Wipers have been a favorite tool of Russian hackers since at least 2012, with the spreading of the NotPetya worm. The self-replicating malware originally targeted Ukraine, but eventually caused international chaos when it spread globally in a matter of hours.

The worm resulted in tens of billions of dollars in financial damages after it shut down thousands of organizations, many for days or weeks. In 2016 and 2017, Sandworm took out parts of Ukraine’s electricity grid using destructive malware that shares some of the same traits as wipers. The outages left many Ukrainians without heat during the dead of winter.

More recently, researchers have tied the Kremlin to more than a dozen other wipers in attacks targeting Ukraine. One in 2022 took out 10,000 satellite modems in Ukraine. Another in 2022 struck a TV station in Kyiv. Other recent wiper attacks by Russian state hackers include one tracked as WhisperGate on Ukrainian government and IT sector networks, as well as another targeting hundreds of similar Ukrainian organizations.

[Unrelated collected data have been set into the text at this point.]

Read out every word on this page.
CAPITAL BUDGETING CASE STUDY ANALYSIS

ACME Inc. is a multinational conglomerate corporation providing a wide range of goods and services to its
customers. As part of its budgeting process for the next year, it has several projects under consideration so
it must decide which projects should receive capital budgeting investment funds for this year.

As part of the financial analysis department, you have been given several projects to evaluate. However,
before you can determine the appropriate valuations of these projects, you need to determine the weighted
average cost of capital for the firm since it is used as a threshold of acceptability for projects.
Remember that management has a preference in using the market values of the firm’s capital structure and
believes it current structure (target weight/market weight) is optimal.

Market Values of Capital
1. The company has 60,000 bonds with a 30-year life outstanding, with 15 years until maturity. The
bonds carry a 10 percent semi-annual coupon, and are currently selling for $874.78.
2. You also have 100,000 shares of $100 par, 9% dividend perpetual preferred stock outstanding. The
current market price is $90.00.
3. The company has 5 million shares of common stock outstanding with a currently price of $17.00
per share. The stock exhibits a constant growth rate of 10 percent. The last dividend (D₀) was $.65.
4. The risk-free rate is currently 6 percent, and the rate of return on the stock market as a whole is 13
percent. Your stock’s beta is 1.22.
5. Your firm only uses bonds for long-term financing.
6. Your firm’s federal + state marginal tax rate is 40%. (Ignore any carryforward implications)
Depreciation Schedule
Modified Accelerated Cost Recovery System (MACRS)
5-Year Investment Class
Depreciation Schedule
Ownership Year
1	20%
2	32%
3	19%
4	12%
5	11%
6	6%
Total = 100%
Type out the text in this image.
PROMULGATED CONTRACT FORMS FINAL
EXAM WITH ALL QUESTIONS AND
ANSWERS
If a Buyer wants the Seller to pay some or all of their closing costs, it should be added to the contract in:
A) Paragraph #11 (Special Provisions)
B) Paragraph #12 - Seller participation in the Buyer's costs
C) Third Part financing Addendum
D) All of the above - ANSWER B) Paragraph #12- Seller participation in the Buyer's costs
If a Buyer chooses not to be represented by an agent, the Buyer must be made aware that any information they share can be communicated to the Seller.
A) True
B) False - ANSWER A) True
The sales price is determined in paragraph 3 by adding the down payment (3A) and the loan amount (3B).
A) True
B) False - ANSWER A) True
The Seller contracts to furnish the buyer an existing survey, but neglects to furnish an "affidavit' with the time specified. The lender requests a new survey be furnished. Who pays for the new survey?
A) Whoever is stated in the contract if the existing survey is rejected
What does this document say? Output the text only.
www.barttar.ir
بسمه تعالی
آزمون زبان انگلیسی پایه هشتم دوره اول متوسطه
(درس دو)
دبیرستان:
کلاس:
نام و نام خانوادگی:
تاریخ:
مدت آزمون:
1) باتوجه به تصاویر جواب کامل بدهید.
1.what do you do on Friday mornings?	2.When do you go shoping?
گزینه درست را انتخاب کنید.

Not all of the attacks have been attributed to Sandworm, a group that has been active for nearly two decades and is a part of the GRU, Russia’s military intelligence unit. In some cases, the wipers were spread by groups working for other arms of the Russian government. ESET said it has observed similar attacks by those groups again this year. As previously reported, one group, which ESET identified as RomCom, exploited a zero-day in the WinRar file compression utility in attacks that installed malware on Ukrainian targets.

Separate wiper attacks by Gamaredon were also active during the past 11 months. In some cases, the groups worked together. In some of the Sandworm wiper attacks, for instance, a group tracked as UAC-0099 provided the initial access after successfully initiating spear phishing attacks on targets.

ESET said the collaboration is uncommon given the fierce rivalry between various Russian groups. ESET’s recent observations suggest that wipers, long one of the Kremlin’s preferred cyberattack tools, will remain so for the foreseeable future. “These destructive attacks by Sandworm are a reminder that wipers very much remain a frequent tool of Russia-aligned threat actors in Ukraine,” ESET stated. “Although there have been reports suggesting an apparent refocusing on espionage activities by such groups in late 2024, we have seen Sandworm conducting wiper attacks against Ukrainian entities on a regular basis since the start of 2025.”

As the situation continues to develop, industry participants in Technology will likely monitor outcomes closely.

— Based on reporting from arstechnica.com

💡 Key Industry Insights

Digital transformation initiatives remain a top priority for organizations seeking competitive advantages.

Specifically regarding AI solutions, market observers note continuing evolution in service delivery, pricing models, and customer engagement strategies that merit close attention from industry stakeholders.

Market Impact: These developments in cloud computing may significantly influence market dynamics. Industry experts recommend monitoring these trends closely for strategic planning purposes.

Analysis Note: This comprehensive overview synthesizes current market intelligence from arstechnica.com regarding software solutions and related sectors. Stay informed about ongoing developments in this rapidly evolving landscape.